In a practical effort to ensure the highest hygiene standards are maintained, the United Nations Children’s Fund (UNICEF) formally handed 50 sanitation buckets to the City of Windhoek last week.
The buckets will be distributed among vendors at trading markets as part of maintaining the highest level of hygiene.
The acting UNICEF country representative Marcus Betts said at an event held at the Khomasdal open market that food vending is common in cities and neighbourhoods but there is concern that this causes a strain on basic services such as water and sanitation. “Many challenges confront the food vending industry in Namibia,” noted Betts.
“Food preparation can all too easily be done in unclean and unhygienic ways, and serving and storage facilities may sometimes not be sanitary while the food vendors themselves often neglect to practise hand washing diligently,” Betts remarked.

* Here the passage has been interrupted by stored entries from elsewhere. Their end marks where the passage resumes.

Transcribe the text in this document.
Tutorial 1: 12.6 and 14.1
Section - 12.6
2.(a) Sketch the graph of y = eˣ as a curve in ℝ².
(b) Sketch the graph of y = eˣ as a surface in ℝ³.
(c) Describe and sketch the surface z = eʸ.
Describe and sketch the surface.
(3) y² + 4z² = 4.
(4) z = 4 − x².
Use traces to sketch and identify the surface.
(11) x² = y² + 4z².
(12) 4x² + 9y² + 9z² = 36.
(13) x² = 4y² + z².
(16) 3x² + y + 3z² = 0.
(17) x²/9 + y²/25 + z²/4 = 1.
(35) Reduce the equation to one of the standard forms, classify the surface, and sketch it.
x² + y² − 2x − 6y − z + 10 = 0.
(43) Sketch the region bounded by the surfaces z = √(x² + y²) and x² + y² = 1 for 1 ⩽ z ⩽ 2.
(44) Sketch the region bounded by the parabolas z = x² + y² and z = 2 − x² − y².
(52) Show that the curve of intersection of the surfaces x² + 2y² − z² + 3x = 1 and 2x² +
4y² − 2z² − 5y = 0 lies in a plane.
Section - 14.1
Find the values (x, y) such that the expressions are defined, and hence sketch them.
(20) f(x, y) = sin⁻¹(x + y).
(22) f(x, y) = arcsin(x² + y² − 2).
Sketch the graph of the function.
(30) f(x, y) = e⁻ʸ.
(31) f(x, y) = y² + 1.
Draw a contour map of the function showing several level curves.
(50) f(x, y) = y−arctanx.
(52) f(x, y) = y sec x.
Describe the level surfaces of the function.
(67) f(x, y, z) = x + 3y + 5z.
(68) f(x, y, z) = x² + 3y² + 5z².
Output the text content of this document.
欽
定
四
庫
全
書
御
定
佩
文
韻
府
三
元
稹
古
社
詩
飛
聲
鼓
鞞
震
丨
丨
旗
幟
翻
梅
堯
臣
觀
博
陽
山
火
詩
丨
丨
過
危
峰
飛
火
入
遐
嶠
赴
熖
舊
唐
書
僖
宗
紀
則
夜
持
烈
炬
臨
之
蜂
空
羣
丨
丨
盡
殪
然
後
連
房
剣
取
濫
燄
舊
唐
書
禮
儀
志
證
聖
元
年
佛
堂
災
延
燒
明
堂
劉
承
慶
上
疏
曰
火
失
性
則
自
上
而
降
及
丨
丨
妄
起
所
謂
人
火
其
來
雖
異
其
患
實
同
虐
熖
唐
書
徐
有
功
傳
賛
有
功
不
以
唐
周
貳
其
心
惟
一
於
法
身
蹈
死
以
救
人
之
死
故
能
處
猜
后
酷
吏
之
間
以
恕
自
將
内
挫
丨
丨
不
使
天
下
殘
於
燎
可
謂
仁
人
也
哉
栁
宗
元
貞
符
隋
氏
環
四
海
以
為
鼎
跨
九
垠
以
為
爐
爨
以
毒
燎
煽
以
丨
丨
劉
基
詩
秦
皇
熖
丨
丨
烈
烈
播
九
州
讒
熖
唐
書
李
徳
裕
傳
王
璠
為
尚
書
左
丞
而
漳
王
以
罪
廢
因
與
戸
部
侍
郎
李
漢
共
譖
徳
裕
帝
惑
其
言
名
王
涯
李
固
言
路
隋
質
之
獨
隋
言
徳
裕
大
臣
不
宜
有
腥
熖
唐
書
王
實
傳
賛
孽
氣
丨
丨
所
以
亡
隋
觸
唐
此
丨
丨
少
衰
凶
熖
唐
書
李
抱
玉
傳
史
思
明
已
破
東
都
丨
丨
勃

He added that eating unsafe food could easily affect the stomach and intestines leading to typhoid, food poisoning, urinary tract infections, pneumonia and different diarrheal diseases.

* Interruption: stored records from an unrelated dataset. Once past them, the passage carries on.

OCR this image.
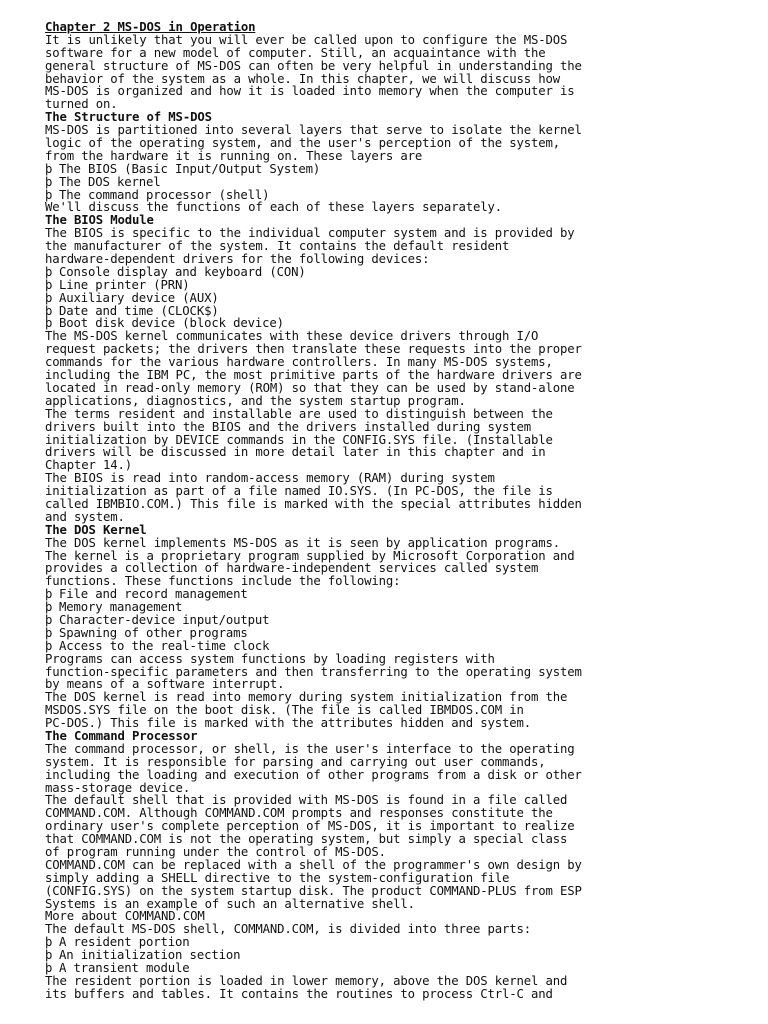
Chapter 2 MS-DOS in Operation
It is unlikely that you will ever be called upon to configure the MS-DOS
software for a new model of computer. Still, an acquaintance with the
general structure of MS-DOS can often be very helpful in understanding the
behavior of the system as a whole. In this chapter, we will discuss how
MS-DOS is organized and how it is loaded into memory when the computer is
turned on.
The Structure of MS-DOS
MS-DOS is partitioned into several layers that serve to isolate the kernel
logic of the operating system, and the user's perception of the system,
from the hardware it is running on. These layers are
þ The BIOS (Basic Input/Output System)
þ The DOS kernel
þ The command processor (shell)
We'll discuss the functions of each of these layers separately.
The BIOS Module
The BIOS is specific to the individual computer system and is provided by
the manufacturer of the system. It contains the default resident
hardware-dependent drivers for the following devices:
þ Console display and keyboard (CON)
þ Line printer (PRN)
þ Auxiliary device (AUX)
þ Date and time (CLOCK$)
þ Boot disk device (block device)
The MS-DOS kernel communicates with these device drivers through I/O
request packets; the drivers then translate these requests into the proper
commands for the various hardware controllers. In many MS-DOS systems,
including the IBM PC, the most primitive parts of the hardware drivers are
located in read-only memory (ROM) so that they can be used by stand-alone
applications, diagnostics, and the system startup program.
The terms resident and installable are used to distinguish between the
drivers built into the BIOS and the drivers installed during system
initialization by DEVICE commands in the CONFIG.SYS file. (Installable
drivers will be discussed in more detail later in this chapter and in
Chapter 14.)
The BIOS is read into random-access memory (RAM) during system
initialization as part of a file named IO.SYS. (In PC-DOS, the file is
called IBMBIO.COM.) This file is marked with the special attributes hidden
and system.
The DOS Kernel
The DOS kernel implements MS-DOS as it is seen by application programs.
The kernel is a proprietary program supplied by Microsoft Corporation and
provides a collection of hardware-independent services called system
functions. These functions include the following:
þ File and record management
þ Memory management
þ Character-device input/output
þ Spawning of other programs
þ Access to the real-time clock
Programs can access system functions by loading registers with
function-specific parameters and then transferring to the operating system
by means of a software interrupt.
The DOS kernel is read into memory during system initialization from the
MSDOS.SYS file on the boot disk. (The file is called IBMDOS.COM in
PC-DOS.) This file is marked with the attributes hidden and system.
The Command Processor
The command processor, or shell, is the user's interface to the operating
system. It is responsible for parsing and carrying out user commands,
including the loading and execution of other programs from a disk or other
mass-storage device.
The default shell that is provided with MS-DOS is found in a file called
COMMAND.COM. Although COMMAND.COM prompts and responses constitute the
ordinary user's complete perception of MS-DOS, it is important to realize
that COMMAND.COM is not the operating system, but simply a special class
of program running under the control of MS-DOS.
COMMAND.COM can be replaced with a shell of the programmer's own design by
simply adding a SHELL directive to the system-configuration file
(CONFIG.SYS) on the system startup disk. The product COMMAND-PLUS from ESP
Systems is an example of such an alternative shell.
More about COMMAND.COM
The default MS-DOS shell, COMMAND.COM, is divided into three parts:
þ A resident portion
þ An initialization section
þ A transient module
The resident portion is loaded in lower memory, above the DOS kernel and
its buffers and tables. It contains the routines to process Ctrl-C and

Making reference to the cholera outbreak in 2013 and 2014 which claimed 20 lives from the reported 600 cases, Betts said the limited access to good sanitation infrastructure as well as open air food vending and unhygienic handling of food have been identified as some of the reasons why cholera was able to spread.
“Research tells that diarrheal diseases contribute hugely to malnutrition and deaths of children under five years,” said Betts. Furthermore, Betts said hand washing with soap or ash can reduce the risk of diarrhea by up to 47 percent, according to research.

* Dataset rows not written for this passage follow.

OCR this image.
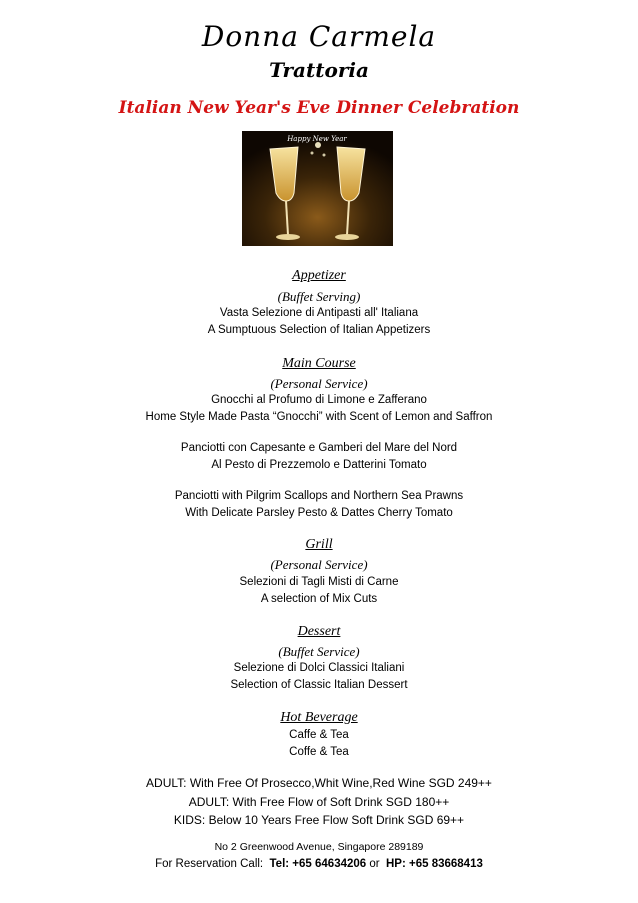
Donna Carmela
Trattoria
Italian New Year's Eve Dinner Celebration
Happy New Year
Appetizer
(Buffet Serving)
Vasta Selezione di Antipasti all' Italiana
A Sumptuous Selection of Italian Appetizers
Main Course
(Personal Service)
Gnocchi al Profumo di Limone e Zafferano
Home Style Made Pasta “Gnocchi” with Scent of Lemon and Saffron
Panciotti con Capesante e Gamberi del Mare del Nord
Al Pesto di Prezzemolo e Datterini Tomato
Panciotti with Pilgrim Scallops and Northern Sea Prawns
With Delicate Parsley Pesto & Dattes Cherry Tomato
Grill
(Personal Service)
Selezioni di Tagli Misti di Carne
A selection of Mix Cuts
Dessert
(Buffet Service)
Selezione di Dolci Classici Italiani
Selection of Classic Italian Dessert
Hot Beverage
Caffe & Tea
Coffe & Tea
ADULT: With Free Of Prosecco,Whit Wine,Red Wine SGD 249++
ADULT: With Free Flow of Soft Drink SGD 180++
KIDS: Below 10 Years Free Flow Soft Drink SGD 69++
No 2 Greenwood Avenue, Singapore 289189
For Reservation Call: Tel: +65 64634206 or HP: +65 83668413
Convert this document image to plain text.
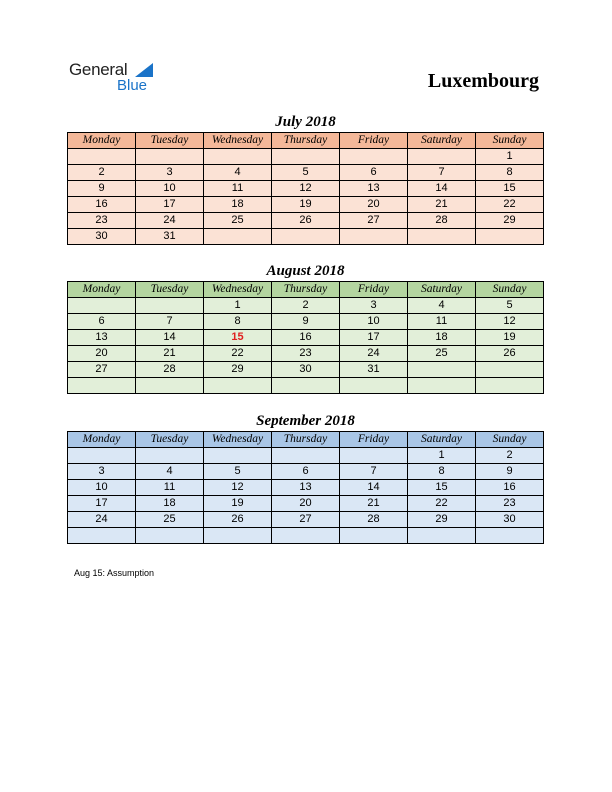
General
Blue	Luxembourg
July 2018
Monday	Tuesday	Wednesday	Thursday	Friday	Saturday	Sunday
						1
2	3	4	5	6	7	8
9	10	11	12	13	14	15
16	17	18	19	20	21	22
23	24	25	26	27	28	29
30	31					
August 2018
Monday	Tuesday	Wednesday	Thursday	Friday	Saturday	Sunday
		1	2	3	4	5
6	7	8	9	10	11	12
13	14	15	16	17	18	19
20	21	22	23	24	25	26
27	28	29	30	31		

September 2018
Monday	Tuesday	Wednesday	Thursday	Friday	Saturday	Sunday
					1	2
3	4	5	6	7	8	9
10	11	12	13	14	15	16
17	18	19	20	21	22	23
24	25	26	27	28	29	30

Aug 15: Assumption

“It is now befitting that these market areas now have added resources to ensure that food vendors and the consumers are able to wash their hands before handling food. Improved safety of food can be achieved through this basic, economical and easy practice of hand washing with soap,” said Betts.
In addition, he said, 27 food vendors who formally had no formal training in food hygiene and safety were trained by the City of Windhoek and UNICEF.
City of Windhoek mayor Muesee Kazapua who received the buckets on behalf of the vendors said the City of Windhoek has to date constructed 16 markets in strategically located sites in Windhoek. The mayor also requested the vendors to take care of the buckets.